Lucknow, August 2 (TNA) Few medals at the Olympics by a country of 1.4 billion is not enough, we must train rural youth to become big game changers through sports. Words of wisdom and foresight, spoken by R Venkataram, member Advisory board TRIF, former managing trustee Tata Trusts at the India Rural Colloquy on the first day of the one-week long Zoom sessions which started on Sunday evening.

This mega event is being organized by Transforming Rural India Foundation (TRIF), which works with NGOs and governments to develop and delivers solutions for rural India. Expressing his views in the session under Going forward- Rural India 2025 Venkatram said that Technology is an equalizer and helps destroy inequalities prevalent in society. He said good training can take our youth, especially in the rural India to great heights. He was of the view that a hyper collaboration of networks will help bring change faster.

Venkataraman said we do not have to just remove inequalities but also the insensibilities. He said the leap forward in technology has only increased inequalities. Citing an example he said that webinars are limited to those who have access to technology.

Bharati Ramola, chair, Adv Board TRIF, former Markets leader, PwC India who was also a panelist in the conversation which discussed challenges, solutions and visualized Rural India ten years hence spoke out against Indian youth obsession with government jobs.

She said we must discourage this mindset in our youth that aspires ‘only’ for government jobs because such jobs are few and when they fail they become dejected. Instead, she suggested we must deploy an entrepreneurial approach and raise their canvas.

We must counsel and enable the aged through sessions and training and at the same time teach our youth to spend time with the elderly and let them not feel alone and left out.
Dr Sanjiv Phansalkar, chair, TRIF, former program director, Tata Trusts

She said she visualizes rural India with pucca roads and houses, a good healthcare system with a special focus on women's health. She said she had dreams for the youth of rural India which are special dreams. While a quarter of the rural youth population she would like to see in colleges, the second quarter she would prefer engaged in skilling sector, the third quarter Ramola fancied as gone from the village for higher education and the fourth quarter she dreams will be joining their elders in agriculture.

She spoke of how she visualizes villages in 2030 where all the parameters of education, healthcare, and proactive management of the environment are in synch. She said that even if she knows in her mind that all this is not possible and that this is but an Eldorado but she said that we must all ever try to be part of her dream for rural India and work towards making at least some of it come true.

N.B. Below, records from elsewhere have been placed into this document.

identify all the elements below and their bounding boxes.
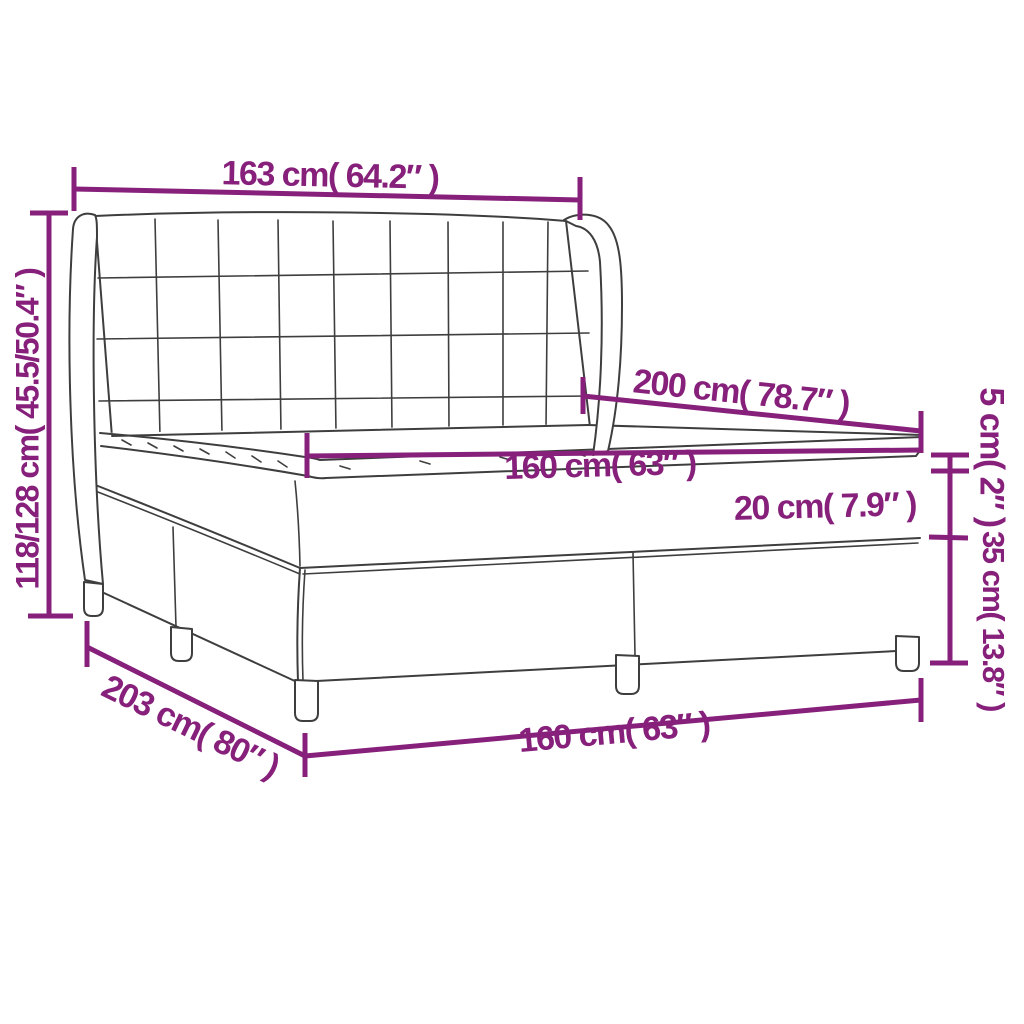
- headboard-left-wing: [69, 214, 103, 584]
- bed-drawing: [69, 212, 923, 721]
- dim-label-base-height: 35 cm( 13.8″ ): [975, 531, 1011, 711]
- dim-label-mattress-thickness: 20 cm( 7.9″ ): [734, 485, 917, 529]
- dim-label-headboard-width: 163 cm( 64.2″ ): [221, 154, 439, 198]
- bed-leg: [616, 655, 639, 694]
- headboard-panel: [95, 212, 590, 437]
- dim-label-mattress-width: 160 cm( 63″ ): [504, 444, 696, 488]
- bed-body: [80, 424, 923, 683]
- bed-leg: [171, 627, 192, 661]
- bed-leg: [84, 582, 103, 616]
- dim-label-overall-height: 118/128 cm( 45.5/50.4″ ): [10, 269, 47, 590]
- bed-leg: [896, 636, 919, 671]
- diagram-stage: 163 cm( 64.2″ ) 118/128 cm( 45.5/50.4″ )…: [0, 0, 1024, 1024]
- dim-label-topper-thickness: 5 cm( 2″ ): [972, 387, 1011, 526]
- bed-leg: [295, 680, 318, 721]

However, she was honest to accept that inequalities in women, Dalit was not really possible to wipe out in the near future. She suggested that we must start working on removing these social biases right at the school level when minds can be moulded easily.

Talking about rural infrastructure Ramola warned about haphazard structural development said that care must be taken when modernizing a village e that we do not morph them into unplanned cities. She said that except for a few planned cities like Chandigarh the rest of the cities in the country are unplanned and therefore an eyesore. She said resources to be used for infrastructural development of the rural areas must be done with care and precision.

We must counsel and enable the aged through sessions and training and at the same time teach our youth to spend time with the elderly and let them not feel alone and left out.

We must counsel and enable the aged through sessions and training and at the same time teach our youth to spend time with the elderly and let them not feel alone and left out, said Dr Sanjiv Phansalkar, chair, TRIF, former program director, Tata Trusts.

In his conversation stressed that many problems of rural India are somehow identical to those of urban India. The example he quoted was the state of the elderly in our society, suggest Dr. Phansalkar.

Dr. Phansalkar said that an area that must be looked into and that was very dear to his heart concerns the aging population in the rural areas, we must counsel the elderly how to become enable and encourage the young to spend good quality time with the old.

Talking on the prevailing functional anarchy he was highly critical of Indians high complaint quotient and playing of the victim card. “As a nation, everyone in our country feels he has been wronged so he plays the victim card all the time. Along with this we as a nation always talk of our rights and totally forget that we have duties too,” he said adding that Rights with a sense of responsibility should be the right nationalistic approach.

During the course of the 90 minutes conversation ably moderated by Soumitra Pandey (Partner, The Bridgespan Group) the speakers dwelt at length on the aspirations of rural community and how best to provide the village population opportunities of growth sans any gender bias ensuring an all round growth in rural belts.

They said in the post-pandemic glocal society, economy, and technology is going to impact opportunities more. The august panelists, with many years of experience in their respective fields spoke of paths that had to be walked by men and women in rural India to fulfil their aspirations and how they can live a life of dignity and prosperity fight heavy odds.

In the welcome session, Anish Kumar had stated that they had chosen August for this important colloquy because it is a month of Revolution, of our country’s Independence and also has friendship Day. It is important because changes can only be possible if we all work in a friendly environment with a spirit to take things forward.